On a dystopian island (not dissimilar to a surreal Manhattan), the lives of three very different young people (a rich, spoiled brat, star of his own reality show; his sheltered but whip-smart fiancée who hasn’t met him yet; and a feral beauty raised on an island of garbage), collide as they learn about the truths and lies of the burning world around them.

Recommendation: Read it. It’s strange, but fantastic.

Review: Rabbits by Terry Miles

Rabbits is a wild, surreal story that combines the bizarre conspiracies of X-Files and geeky fun of Ready Player One. It’s ridiculously entertaining.

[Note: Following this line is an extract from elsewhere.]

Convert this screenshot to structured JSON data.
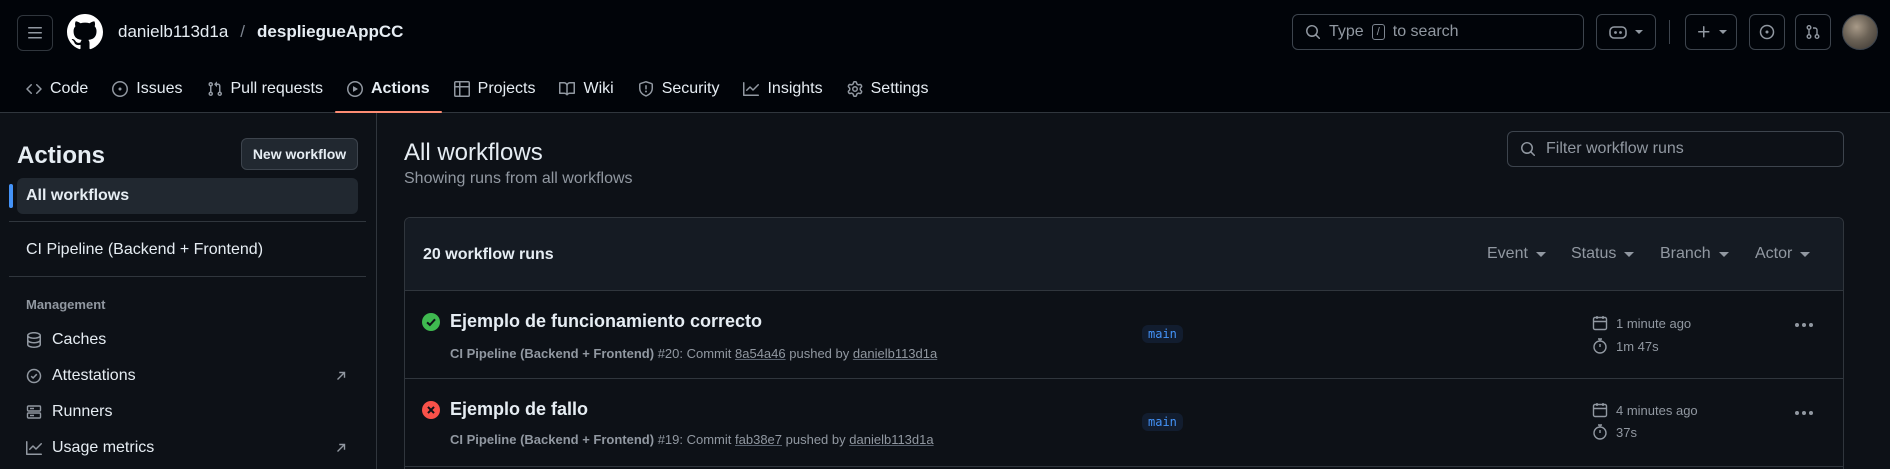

Rabbits is the name of a game where you, in the real world, could find strange coincidences like this:

It’s an average work day. You’ve been wrapped up in a task, and you check the clock when you come up for air—4:44 p.m. You check your email, and 44 unread messages have built up. With a shock, you realize the date is April 4—4/4. And when you get in your car to drive home, your odometer reads 44,444.

While this could just be an unlikely number of meaningless coincidences, in the world of Rabbits, it means you’ve seen the edge of the game. Following these clues to the game’s end could result in immortality, vast riches, or even bigger prizes. Of course, the game can also be deadly. People have reportedly won the game, but many more have died.

Rabbits follows K, who’s been trying to get into the game for years. But when a reclusive billionaire tells K that there’s something wrong with the game and that K needs to fx it before the game starts, K is pulled into a game even larger that what he’d imagined.

Recommendation: Read it, absolutely.